Despite the International Money Fund predicting sub-Saharan Africa will post a 3% GDP growth rate this year, down from the 5–7% range previously recorded, the continent still possesses attractive opportunities for the global market. Many multinationals and local South African businesses are planning for and investing in providing goods and services to the 900 million new urban dwellers expected in Africa over the next 35 years Africa.
However, according to Leon Ayo, CEO of executive search firm Odgers Berndtson Sub-Saharan Africa, in order for leaders to create sustainable businesses and support new ventures, development of local talent and skills are critical.
“Businesses, whether locally or internationally based, will not only require a high quality talent pool but also need to understand the investment required into developing this talent pool,” says Ayo. “Education plays a critical role in delivering on talent development which calls on institutions of higher learning and government to also consider this implication.”
South African education entrepreneur Fred Swaniker commented during the WEF Africa meeting earlier this year that Africa would need to build 135 universities the size of Harvard every year for 15 years to provide the level of tertiary education available in India. “Realistically, this is not going to happen and while there will always be room for bricks and mortar institutions, this cannot be the only solution,” says Ayo.
MOOCs (mass open online courses) are potentially one solution.

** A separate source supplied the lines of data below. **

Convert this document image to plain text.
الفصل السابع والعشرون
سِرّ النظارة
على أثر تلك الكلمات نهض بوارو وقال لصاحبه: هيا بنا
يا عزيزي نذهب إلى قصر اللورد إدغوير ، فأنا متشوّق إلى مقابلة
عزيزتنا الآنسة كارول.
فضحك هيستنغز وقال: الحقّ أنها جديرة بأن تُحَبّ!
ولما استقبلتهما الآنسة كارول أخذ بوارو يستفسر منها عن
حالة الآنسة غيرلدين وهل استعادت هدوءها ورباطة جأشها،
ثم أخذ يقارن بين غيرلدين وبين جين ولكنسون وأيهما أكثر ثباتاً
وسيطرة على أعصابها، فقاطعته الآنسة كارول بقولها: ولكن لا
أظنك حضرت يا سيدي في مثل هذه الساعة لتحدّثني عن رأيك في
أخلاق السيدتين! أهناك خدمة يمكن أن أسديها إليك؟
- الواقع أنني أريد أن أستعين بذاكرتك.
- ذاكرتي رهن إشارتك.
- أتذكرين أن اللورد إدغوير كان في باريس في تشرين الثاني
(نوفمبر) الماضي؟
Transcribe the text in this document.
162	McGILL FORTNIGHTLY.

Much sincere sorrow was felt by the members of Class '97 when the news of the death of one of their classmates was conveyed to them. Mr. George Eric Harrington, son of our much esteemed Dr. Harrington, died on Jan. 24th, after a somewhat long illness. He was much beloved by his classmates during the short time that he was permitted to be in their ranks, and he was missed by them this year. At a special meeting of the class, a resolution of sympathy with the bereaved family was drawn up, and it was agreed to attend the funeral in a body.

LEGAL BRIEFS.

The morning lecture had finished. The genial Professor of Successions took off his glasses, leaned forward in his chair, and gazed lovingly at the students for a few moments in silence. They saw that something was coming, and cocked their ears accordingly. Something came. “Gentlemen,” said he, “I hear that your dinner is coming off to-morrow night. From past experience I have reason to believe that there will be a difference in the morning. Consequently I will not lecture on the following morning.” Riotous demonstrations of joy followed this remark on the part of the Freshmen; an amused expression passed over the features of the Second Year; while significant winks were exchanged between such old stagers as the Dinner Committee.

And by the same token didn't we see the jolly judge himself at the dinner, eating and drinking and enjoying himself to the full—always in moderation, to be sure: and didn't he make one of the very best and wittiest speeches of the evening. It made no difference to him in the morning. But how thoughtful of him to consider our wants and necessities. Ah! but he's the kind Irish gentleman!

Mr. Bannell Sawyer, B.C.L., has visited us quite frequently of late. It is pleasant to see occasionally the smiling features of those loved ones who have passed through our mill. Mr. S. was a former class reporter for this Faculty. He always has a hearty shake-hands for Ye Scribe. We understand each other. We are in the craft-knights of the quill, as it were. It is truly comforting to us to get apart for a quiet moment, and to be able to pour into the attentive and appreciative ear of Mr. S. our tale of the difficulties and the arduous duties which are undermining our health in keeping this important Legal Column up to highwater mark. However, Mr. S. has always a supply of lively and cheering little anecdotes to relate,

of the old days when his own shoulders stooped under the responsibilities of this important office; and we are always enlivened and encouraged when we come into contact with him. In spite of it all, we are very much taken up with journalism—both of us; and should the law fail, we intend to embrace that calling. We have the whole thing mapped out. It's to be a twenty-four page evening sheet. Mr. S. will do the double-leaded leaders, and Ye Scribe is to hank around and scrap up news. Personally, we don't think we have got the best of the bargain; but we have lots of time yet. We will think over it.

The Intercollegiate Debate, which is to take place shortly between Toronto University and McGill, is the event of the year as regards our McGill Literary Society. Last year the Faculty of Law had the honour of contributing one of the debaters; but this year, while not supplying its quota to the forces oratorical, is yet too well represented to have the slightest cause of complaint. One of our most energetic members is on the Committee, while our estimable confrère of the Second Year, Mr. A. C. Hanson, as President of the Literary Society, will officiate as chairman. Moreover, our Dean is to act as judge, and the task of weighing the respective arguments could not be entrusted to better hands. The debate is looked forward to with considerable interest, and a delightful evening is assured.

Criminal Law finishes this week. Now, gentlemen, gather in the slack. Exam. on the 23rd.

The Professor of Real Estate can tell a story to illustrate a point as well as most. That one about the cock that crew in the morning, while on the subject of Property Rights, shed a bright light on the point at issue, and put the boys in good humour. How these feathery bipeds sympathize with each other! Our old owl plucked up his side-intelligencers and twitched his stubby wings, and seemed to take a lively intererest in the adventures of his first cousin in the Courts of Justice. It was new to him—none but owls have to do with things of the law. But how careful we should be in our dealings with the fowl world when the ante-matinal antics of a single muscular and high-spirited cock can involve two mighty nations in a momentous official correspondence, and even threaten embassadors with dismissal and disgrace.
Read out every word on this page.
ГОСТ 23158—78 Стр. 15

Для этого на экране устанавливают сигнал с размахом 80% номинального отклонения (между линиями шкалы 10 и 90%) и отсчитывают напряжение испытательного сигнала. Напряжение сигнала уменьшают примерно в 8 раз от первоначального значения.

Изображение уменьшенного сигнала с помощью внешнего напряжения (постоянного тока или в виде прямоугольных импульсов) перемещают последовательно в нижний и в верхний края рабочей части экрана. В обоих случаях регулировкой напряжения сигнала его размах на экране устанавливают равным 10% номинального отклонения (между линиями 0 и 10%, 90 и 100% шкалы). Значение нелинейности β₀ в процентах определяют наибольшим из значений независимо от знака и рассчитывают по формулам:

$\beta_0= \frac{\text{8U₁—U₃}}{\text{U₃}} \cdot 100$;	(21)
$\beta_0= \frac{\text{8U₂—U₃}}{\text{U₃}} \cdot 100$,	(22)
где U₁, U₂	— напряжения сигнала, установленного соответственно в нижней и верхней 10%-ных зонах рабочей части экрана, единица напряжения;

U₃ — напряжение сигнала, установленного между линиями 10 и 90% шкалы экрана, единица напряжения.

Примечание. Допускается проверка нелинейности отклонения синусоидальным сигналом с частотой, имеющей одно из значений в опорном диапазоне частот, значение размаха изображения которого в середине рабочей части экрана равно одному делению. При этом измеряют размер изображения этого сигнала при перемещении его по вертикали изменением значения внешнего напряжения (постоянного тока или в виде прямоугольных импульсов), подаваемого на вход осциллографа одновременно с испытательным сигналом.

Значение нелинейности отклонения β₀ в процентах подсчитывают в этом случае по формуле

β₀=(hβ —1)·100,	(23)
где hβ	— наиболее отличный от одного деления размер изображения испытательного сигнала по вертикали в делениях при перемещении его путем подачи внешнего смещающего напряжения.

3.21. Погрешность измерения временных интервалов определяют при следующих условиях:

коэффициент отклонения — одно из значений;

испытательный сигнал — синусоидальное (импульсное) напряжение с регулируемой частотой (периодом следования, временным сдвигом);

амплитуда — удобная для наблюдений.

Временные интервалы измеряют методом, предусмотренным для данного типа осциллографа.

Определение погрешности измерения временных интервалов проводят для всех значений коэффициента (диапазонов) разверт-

In June this year Wits University in Johannesburg South Africa announced that it will be offering MOOCs, short online courses, and ultimately entirely online degree programmes. Wits has become the first university in Africa to offer MOOCs on edX, an online learning platform established by Harvard University and the Massachusetts Institute of Technology in 2012.
“While greater access to education can provide qualifications which we expect to result in employment, whether this is through MOOCs, blended learning models or even traditional bricks and mortar universities, this is far from reality,” says Ayo. “There are two main issues to consider. The perception of the quality of the education and the expectation of what that qualification will deliver.”
According to Ayo, the perception around MOOC qualifications is that they may not be as highly valued as a tertiary qualification from a 150 year old higher learning institution. On the other hand, a traditional university degree or qualification may not also guarantee employment. Universities, business leaders and government need to reassess the education archetype and determine whether its application is still relevant in the continuing development and growth of the continent overall.
It is vital therefore that higher learning institutions produce graduates that are ready for the workplace, and ready to solve some of the continents (including social and economic) problems. Education needs to go beyond simply churning out qualified people and include:
– Students learning and practicing critical thinking
– Businesses needing to be honest about their needs, and they need to be in touch with higher learning institutions so that they can share this information
– Business/Government needs to have a better dialogue with institutions
– Interventions such as internship programmes and skills courses must be implemented
– Africa needs to realise that we are competing on a global stage
– Universities and tertiary institutions need to pay attention to global rankings so that they can aim and become globally competitive
“Africa needs to improve the quality of education, and the outputs. Other challenges such as infrastructure, a lack of internet that is fast and affordable, and energy supply issues can be resolved with the right collaborations. Africa needs an effective higher education system, the right talent and leaders with a clear vision to make this happen. The talent exists on the continent, it just needs to be educated and refined,” concludes Ayo.